Thinking about it, there are two different but easily-conflated axes of feeling about the war in contemporary stuff I've read: I'm having a great time/I'm not having a good time, and the war is worth it/not worth it. And it's the second axis where there really was a big shift afterward. During the war itself, unfun+worthwhile is the most common attitude I've read, but you got all combinations: fun+worthwhile, awful+worthwhile, awful+not worthwhile, though I don't think I've personally encountered "it's not worth it, but I'm having a great time!" Then by the late 1920s far more people had concluded that it wasn't worth it, and that got confused in hindsight with a bad time being had by all.

Date: 2021-08-07 04:48 pm (UTC)
From: [personal profile] anna_wing
One has to see through one's own lenses, but not forget that they're not the only ones, and that everyone else has their own...

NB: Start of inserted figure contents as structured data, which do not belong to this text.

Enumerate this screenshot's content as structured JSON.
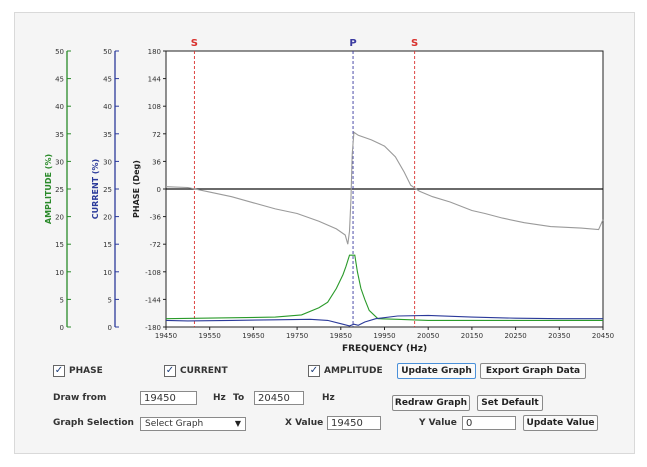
{
  "chart_data": {
    "type": "line",
    "xlabel": "FREQUENCY (Hz)",
    "x_ticks": [
      "19450",
      "19550",
      "19650",
      "19750",
      "19850",
      "19950",
      "20050",
      "20150",
      "20250",
      "20350",
      "20450"
    ],
    "xlim": [
      19450,
      20450
    ],
    "phase_axis": {
      "label": "PHASE (Deg)",
      "ticks": [
        "180",
        "144",
        "108",
        "72",
        "36",
        "0",
        "-36",
        "-72",
        "-108",
        "-144",
        "-180"
      ],
      "ylim": [
        -180,
        180
      ],
      "color": "#222222"
    },
    "current_axis": {
      "label": "CURRENT (%)",
      "ticks": [
        "50",
        "45",
        "40",
        "35",
        "30",
        "25",
        "20",
        "15",
        "10",
        "5",
        "0"
      ],
      "ylim": [
        0,
        50
      ],
      "color": "#2b3a9a"
    },
    "amplitude_axis": {
      "label": "AMPLITUDE (%)",
      "ticks": [
        "50",
        "45",
        "40",
        "35",
        "30",
        "25",
        "20",
        "15",
        "10",
        "5",
        "0"
      ],
      "ylim": [
        0,
        50
      ],
      "color": "#2a8a2a"
    },
    "markers": [
      {
        "label": "S",
        "x": 19515,
        "color": "#d9302c"
      },
      {
        "label": "P",
        "x": 19878,
        "color": "#3a3aa0"
      },
      {
        "label": "S",
        "x": 20019,
        "color": "#d9302c"
      }
    ],
    "series": [
      {
        "name": "PHASE",
        "color": "#9a9a9a",
        "points": [
          [
            19450,
            3
          ],
          [
            19500,
            2
          ],
          [
            19550,
            -4
          ],
          [
            19600,
            -10
          ],
          [
            19650,
            -18
          ],
          [
            19700,
            -26
          ],
          [
            19750,
            -32
          ],
          [
            19800,
            -42
          ],
          [
            19840,
            -52
          ],
          [
            19860,
            -60
          ],
          [
            19866,
            -72
          ],
          [
            19870,
            -55
          ],
          [
            19873,
            -15
          ],
          [
            19876,
            45
          ],
          [
            19880,
            74
          ],
          [
            19890,
            70
          ],
          [
            19920,
            64
          ],
          [
            19950,
            56
          ],
          [
            19975,
            42
          ],
          [
            19995,
            22
          ],
          [
            20010,
            5
          ],
          [
            20030,
            -3
          ],
          [
            20060,
            -10
          ],
          [
            20100,
            -17
          ],
          [
            20150,
            -28
          ],
          [
            20180,
            -32
          ],
          [
            20220,
            -38
          ],
          [
            20270,
            -44
          ],
          [
            20330,
            -49
          ],
          [
            20400,
            -51
          ],
          [
            20440,
            -53
          ],
          [
            20450,
            -40
          ]
        ]
      },
      {
        "name": "AMPLITUDE",
        "color": "#2a9a2a",
        "points": [
          [
            19450,
            1.5
          ],
          [
            19700,
            1.8
          ],
          [
            19760,
            2.2
          ],
          [
            19800,
            3.5
          ],
          [
            19820,
            4.5
          ],
          [
            19840,
            7
          ],
          [
            19855,
            9.5
          ],
          [
            19862,
            11
          ],
          [
            19870,
            13
          ],
          [
            19882,
            13
          ],
          [
            19888,
            10
          ],
          [
            19896,
            7
          ],
          [
            19905,
            5
          ],
          [
            19915,
            3
          ],
          [
            19935,
            1.5
          ],
          [
            19980,
            1.4
          ],
          [
            20050,
            1.2
          ],
          [
            20450,
            1.2
          ]
        ]
      },
      {
        "name": "CURRENT",
        "color": "#2b3a9a",
        "points": [
          [
            19450,
            1.2
          ],
          [
            19500,
            1.1
          ],
          [
            19600,
            1.2
          ],
          [
            19700,
            1.3
          ],
          [
            19780,
            1.4
          ],
          [
            19820,
            1.2
          ],
          [
            19850,
            0.6
          ],
          [
            19870,
            0.2
          ],
          [
            19880,
            0.5
          ],
          [
            19890,
            0.3
          ],
          [
            19905,
            0.9
          ],
          [
            19930,
            1.5
          ],
          [
            19980,
            2.0
          ],
          [
            20050,
            2.1
          ],
          [
            20150,
            1.8
          ],
          [
            20250,
            1.6
          ],
          [
            20350,
            1.5
          ],
          [
            20450,
            1.5
          ]
        ]
      }
    ]
  },
  "controls": {
    "phase_label": "PHASE",
    "current_label": "CURRENT",
    "amplitude_label": "AMPLITUDE",
    "check_mark": "✓",
    "update_graph": "Update Graph",
    "export_graph_data": "Export Graph Data",
    "draw_from_label": "Draw from",
    "draw_from_value": "19450",
    "hz_label_1": "Hz",
    "to_label": "To",
    "draw_to_value": "20450",
    "hz_label_2": "Hz",
    "redraw_graph": "Redraw Graph",
    "set_default": "Set Default",
    "graph_selection_label": "Graph Selection",
    "graph_selection_value": "Select Graph",
    "select_arrow": "▼",
    "x_value_label": "X Value",
    "x_value": "19450",
    "y_value_label": "Y Value",
    "y_value": "0",
    "update_value": "Update Value"
  }
}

Date: 2021-08-07 11:06 pm (UTC)
rachelmanija: (Default)
From: [personal profile] rachelmanija
A lot of British war memoirs have a "jolly good fun!" tone, no matter what's going on. It was clearly a genuine cultural thing of a certain period; not everyone actually felt that way, but I think a lot of people did. It can't all be propaganda or what's expected, as it also turns up in diaries that were kept over a period of years and were only published after (sometimes long after) the death of the writer.

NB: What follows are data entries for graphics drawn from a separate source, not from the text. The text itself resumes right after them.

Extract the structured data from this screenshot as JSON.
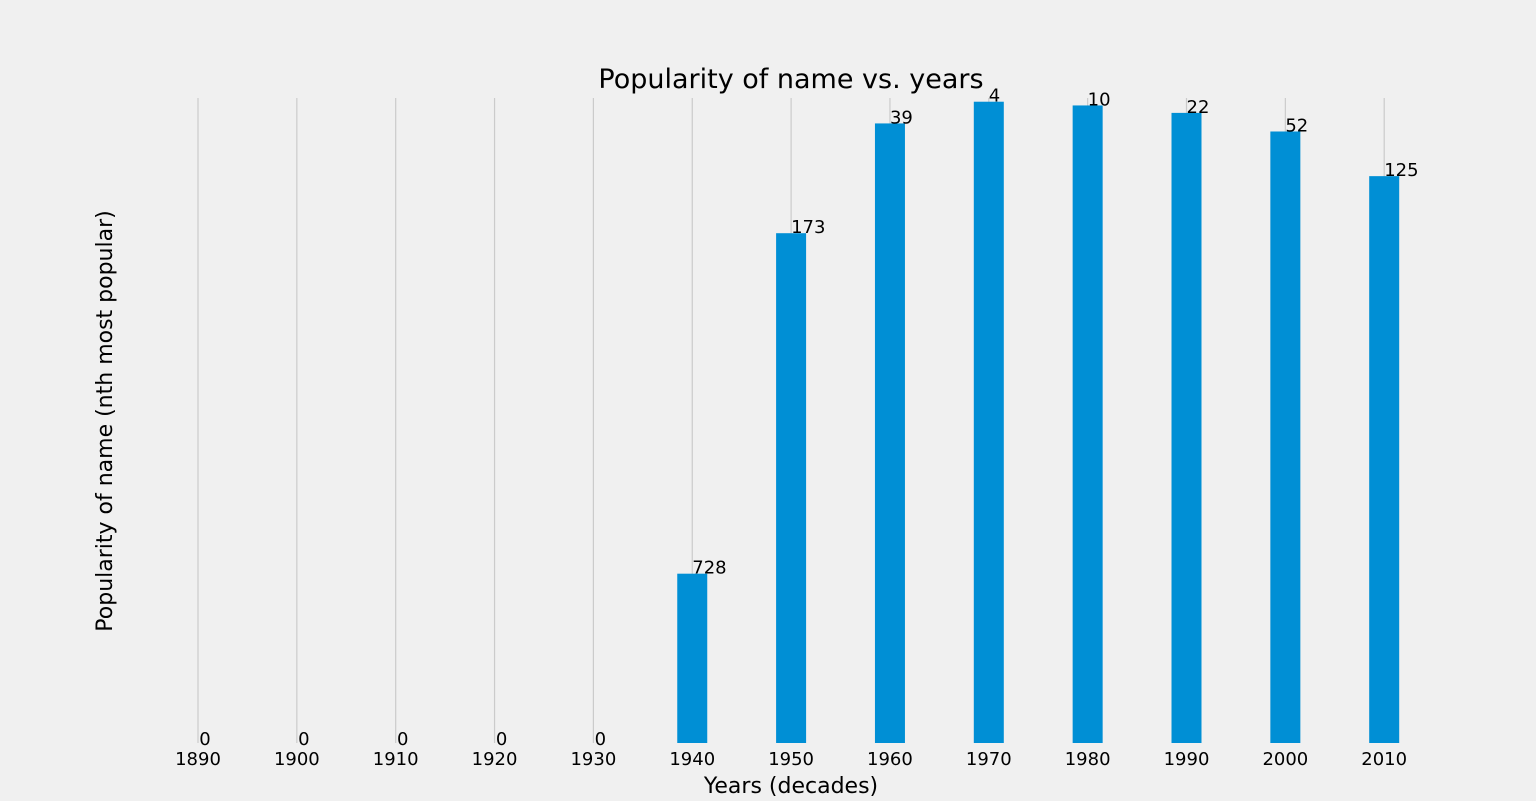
{
  "chart_data": {
    "type": "bar",
    "title": "Popularity of name vs. years",
    "xlabel": "Years (decades)",
    "ylabel": "Popularity of name (nth most popular)",
    "categories": [
      "1890",
      "1900",
      "1910",
      "1920",
      "1930",
      "1940",
      "1950",
      "1960",
      "1970",
      "1980",
      "1990",
      "2000",
      "2010"
    ],
    "rank_labels": [
      "0",
      "0",
      "0",
      "0",
      "0",
      "728",
      "173",
      "39",
      "4",
      "10",
      "22",
      "52",
      "125"
    ],
    "bar_heights": [
      0,
      0,
      0,
      0,
      0,
      273,
      822,
      999,
      1034,
      1028,
      1016,
      986,
      914
    ],
    "ylim": [
      0,
      1040
    ],
    "grid": "vertical",
    "bar_color": "#008fd5",
    "background_color": "#f0f0f0"
  }
}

Date: 2021-08-08 08:42 am (UTC)
From: [personal profile] anna_wing
My boarding-school did a ski-trip every winter, and every year, coming back for winter term, there'd be a parade of girls in casts, braces, crutches etc (it is why I have never felt the slightest desire to learn downhill skiing; cross-country, maybe). It was nonetheless always agreed to have been Jolly Good Fun, and there was always a long waiting list.

There was also winter hockey-practice at 6 am. It's really all in what you consider normal.
Edited Date: 2021-08-08 08:50 am (UTC)

Date: 2021-08-08 02:09 pm (UTC)
asakiyume: (miroku)
From: [personal profile] asakiyume
But I need to accept that this is what they actually felt about their own experiences.

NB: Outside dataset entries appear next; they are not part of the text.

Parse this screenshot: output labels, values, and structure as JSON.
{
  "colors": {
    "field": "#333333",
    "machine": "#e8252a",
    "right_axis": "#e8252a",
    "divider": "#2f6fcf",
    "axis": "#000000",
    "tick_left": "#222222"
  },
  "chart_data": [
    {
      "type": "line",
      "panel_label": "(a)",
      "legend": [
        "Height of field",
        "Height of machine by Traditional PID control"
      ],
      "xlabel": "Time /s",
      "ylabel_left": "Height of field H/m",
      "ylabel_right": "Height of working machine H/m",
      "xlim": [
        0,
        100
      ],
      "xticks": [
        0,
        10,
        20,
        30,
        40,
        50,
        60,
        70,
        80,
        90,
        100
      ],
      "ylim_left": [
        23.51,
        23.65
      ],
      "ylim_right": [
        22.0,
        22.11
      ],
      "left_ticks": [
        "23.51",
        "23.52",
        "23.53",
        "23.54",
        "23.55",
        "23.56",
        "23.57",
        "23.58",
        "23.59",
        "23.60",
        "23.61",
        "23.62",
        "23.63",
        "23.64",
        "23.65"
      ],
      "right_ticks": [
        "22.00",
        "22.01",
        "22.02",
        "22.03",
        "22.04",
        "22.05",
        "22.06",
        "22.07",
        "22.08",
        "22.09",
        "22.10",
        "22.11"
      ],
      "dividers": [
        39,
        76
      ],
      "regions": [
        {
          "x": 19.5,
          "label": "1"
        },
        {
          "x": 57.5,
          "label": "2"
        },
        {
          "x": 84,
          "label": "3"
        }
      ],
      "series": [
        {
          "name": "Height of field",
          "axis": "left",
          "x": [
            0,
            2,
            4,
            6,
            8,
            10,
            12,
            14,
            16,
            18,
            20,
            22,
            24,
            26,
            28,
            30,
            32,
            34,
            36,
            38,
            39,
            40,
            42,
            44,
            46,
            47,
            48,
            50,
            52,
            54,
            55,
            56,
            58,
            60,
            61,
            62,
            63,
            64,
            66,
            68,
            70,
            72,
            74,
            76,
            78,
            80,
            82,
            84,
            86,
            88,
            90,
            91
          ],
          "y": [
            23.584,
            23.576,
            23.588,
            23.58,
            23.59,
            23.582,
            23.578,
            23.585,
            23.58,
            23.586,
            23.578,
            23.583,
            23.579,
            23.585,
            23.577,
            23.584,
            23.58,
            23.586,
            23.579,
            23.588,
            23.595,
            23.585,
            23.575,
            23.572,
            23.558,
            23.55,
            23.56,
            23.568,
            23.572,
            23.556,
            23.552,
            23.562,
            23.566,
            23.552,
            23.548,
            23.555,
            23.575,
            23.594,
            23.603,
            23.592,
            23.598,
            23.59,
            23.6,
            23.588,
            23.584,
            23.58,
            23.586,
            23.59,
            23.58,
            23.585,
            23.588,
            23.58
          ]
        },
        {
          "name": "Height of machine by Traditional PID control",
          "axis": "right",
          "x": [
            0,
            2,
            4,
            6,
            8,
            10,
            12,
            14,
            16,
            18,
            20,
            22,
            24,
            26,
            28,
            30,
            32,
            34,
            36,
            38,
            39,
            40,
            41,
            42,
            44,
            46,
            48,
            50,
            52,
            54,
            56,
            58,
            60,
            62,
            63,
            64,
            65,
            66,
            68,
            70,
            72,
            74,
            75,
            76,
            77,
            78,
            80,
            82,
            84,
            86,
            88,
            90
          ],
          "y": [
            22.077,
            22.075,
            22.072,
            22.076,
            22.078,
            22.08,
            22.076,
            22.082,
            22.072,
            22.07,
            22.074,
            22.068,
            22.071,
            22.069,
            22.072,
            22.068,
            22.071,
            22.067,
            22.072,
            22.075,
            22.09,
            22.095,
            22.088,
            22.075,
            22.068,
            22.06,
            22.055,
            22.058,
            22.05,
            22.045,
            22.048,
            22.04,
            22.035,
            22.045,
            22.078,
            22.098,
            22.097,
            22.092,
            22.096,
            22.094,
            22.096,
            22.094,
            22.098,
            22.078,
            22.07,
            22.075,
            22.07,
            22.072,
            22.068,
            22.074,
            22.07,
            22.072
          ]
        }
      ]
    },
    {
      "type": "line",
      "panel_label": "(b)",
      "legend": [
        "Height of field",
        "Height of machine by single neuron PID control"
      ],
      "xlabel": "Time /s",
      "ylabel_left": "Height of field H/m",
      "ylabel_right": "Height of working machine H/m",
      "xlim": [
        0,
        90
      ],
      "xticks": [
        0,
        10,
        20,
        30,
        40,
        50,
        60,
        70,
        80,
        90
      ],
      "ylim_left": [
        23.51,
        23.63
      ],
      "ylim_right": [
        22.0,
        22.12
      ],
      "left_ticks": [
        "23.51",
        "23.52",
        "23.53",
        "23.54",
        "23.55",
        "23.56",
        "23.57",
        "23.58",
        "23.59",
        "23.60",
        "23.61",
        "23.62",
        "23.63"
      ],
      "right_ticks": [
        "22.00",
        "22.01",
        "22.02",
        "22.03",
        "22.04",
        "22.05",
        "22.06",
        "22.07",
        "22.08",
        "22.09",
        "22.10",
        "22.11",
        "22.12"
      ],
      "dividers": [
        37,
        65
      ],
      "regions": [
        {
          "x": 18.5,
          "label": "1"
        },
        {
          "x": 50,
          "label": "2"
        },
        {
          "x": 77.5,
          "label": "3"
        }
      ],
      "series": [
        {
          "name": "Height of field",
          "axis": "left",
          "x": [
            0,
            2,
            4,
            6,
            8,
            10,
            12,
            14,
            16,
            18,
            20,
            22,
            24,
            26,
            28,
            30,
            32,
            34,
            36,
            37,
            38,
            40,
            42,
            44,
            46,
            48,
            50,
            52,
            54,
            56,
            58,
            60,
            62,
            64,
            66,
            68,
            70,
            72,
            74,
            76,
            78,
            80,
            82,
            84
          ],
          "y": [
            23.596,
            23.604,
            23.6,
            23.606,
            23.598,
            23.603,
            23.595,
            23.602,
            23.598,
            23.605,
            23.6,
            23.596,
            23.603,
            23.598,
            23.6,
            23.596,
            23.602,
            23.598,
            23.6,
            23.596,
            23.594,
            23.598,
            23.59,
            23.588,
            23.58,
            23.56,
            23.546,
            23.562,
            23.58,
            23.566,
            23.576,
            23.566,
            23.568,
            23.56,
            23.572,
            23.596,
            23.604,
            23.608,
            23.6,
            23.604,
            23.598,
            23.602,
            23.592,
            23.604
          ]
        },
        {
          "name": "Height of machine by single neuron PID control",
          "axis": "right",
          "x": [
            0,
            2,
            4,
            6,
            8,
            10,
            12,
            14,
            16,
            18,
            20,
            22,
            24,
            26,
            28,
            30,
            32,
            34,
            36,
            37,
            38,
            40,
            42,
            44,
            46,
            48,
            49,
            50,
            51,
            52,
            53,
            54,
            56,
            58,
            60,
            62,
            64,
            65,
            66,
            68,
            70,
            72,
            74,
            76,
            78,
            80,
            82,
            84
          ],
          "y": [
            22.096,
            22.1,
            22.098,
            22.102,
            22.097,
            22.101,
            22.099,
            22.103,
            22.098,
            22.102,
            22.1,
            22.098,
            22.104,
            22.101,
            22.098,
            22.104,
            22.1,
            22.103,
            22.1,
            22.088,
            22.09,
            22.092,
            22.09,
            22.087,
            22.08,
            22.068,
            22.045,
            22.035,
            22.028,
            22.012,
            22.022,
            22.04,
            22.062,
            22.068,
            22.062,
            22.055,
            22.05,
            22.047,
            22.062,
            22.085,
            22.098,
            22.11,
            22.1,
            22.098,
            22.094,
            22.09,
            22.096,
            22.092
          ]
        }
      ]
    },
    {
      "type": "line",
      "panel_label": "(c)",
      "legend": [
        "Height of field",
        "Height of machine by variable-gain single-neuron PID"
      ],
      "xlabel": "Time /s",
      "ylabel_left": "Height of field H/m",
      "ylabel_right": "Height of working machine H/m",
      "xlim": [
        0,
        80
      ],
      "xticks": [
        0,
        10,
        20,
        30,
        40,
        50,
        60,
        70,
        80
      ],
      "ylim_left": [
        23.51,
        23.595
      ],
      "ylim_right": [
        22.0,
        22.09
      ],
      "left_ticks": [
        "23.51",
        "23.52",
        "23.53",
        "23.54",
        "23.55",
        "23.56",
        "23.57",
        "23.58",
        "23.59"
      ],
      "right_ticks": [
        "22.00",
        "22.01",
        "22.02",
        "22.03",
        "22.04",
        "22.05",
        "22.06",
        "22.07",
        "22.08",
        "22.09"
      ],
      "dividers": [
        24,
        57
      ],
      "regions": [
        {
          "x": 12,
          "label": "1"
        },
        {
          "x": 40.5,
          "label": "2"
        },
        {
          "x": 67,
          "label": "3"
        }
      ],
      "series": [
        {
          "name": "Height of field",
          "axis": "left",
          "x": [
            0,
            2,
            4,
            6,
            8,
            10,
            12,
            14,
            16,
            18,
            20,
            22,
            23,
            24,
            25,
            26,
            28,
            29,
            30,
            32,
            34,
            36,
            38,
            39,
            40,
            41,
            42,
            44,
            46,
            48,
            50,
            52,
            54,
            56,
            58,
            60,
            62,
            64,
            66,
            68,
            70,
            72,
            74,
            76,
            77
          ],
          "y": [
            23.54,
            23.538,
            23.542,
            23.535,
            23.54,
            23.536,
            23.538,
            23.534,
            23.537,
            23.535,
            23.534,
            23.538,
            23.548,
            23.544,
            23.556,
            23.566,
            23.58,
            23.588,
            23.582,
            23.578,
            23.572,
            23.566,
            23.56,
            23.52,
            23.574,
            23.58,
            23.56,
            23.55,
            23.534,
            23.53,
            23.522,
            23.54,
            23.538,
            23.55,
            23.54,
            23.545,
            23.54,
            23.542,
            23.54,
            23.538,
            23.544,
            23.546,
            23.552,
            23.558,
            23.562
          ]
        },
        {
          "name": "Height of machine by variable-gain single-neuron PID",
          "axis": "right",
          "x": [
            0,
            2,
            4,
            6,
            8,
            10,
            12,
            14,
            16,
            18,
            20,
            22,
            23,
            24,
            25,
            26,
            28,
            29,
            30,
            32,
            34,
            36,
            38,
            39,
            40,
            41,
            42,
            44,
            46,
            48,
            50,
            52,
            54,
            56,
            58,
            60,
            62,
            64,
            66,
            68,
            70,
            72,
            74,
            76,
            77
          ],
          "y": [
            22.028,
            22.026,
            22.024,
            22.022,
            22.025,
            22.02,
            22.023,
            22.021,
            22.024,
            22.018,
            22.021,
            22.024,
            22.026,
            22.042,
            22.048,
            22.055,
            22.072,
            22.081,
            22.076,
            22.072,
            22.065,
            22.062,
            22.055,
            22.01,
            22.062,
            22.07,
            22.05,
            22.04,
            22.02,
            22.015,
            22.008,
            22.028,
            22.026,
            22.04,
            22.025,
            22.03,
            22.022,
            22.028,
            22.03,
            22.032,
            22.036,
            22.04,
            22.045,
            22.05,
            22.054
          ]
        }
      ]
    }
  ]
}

It can be really hard to do this when the feelings are hard to understand, but yeah. At least as a starting point. Sometimes how we're understanding what they're saying is skewed (like what you were saying earlier about the words "lover" etc.), and sometimes stuff needs to be contextualized and so on, but yeah, if someone says "I like oranges; they are a delicious fruit," you have to at least start with them liking oranges.

Date: 2021-08-13 07:15 am (UTC)
philomytha: airplane flying over romantic castle (Default)
From: [personal profile] philomytha
Ooh, I need to read this now (I am also backreading your DW and discovering my TBR list doubling in length). I've also been reading WW1 stuff and one of the books I read has a discussion of men who enjoyed their time in the trenches and who actively preferred being in the front line trenches to being in the reserves or at the rear, and how that could possibly be true. In this case it's less that some people genuinely like being shelled while up to their necks in mud, and more that some bits of the front line trenches were sufficiently peaceful that you could lie in the grass behind the trench all day reading a book and nobody expected you to do any drilling, but it still gave me the same 'huh? this is not the WW1 I had heard about before' feeling. It's 'Trench Warfare 1914-18: The Live and Let Live System by Tony Ashworth.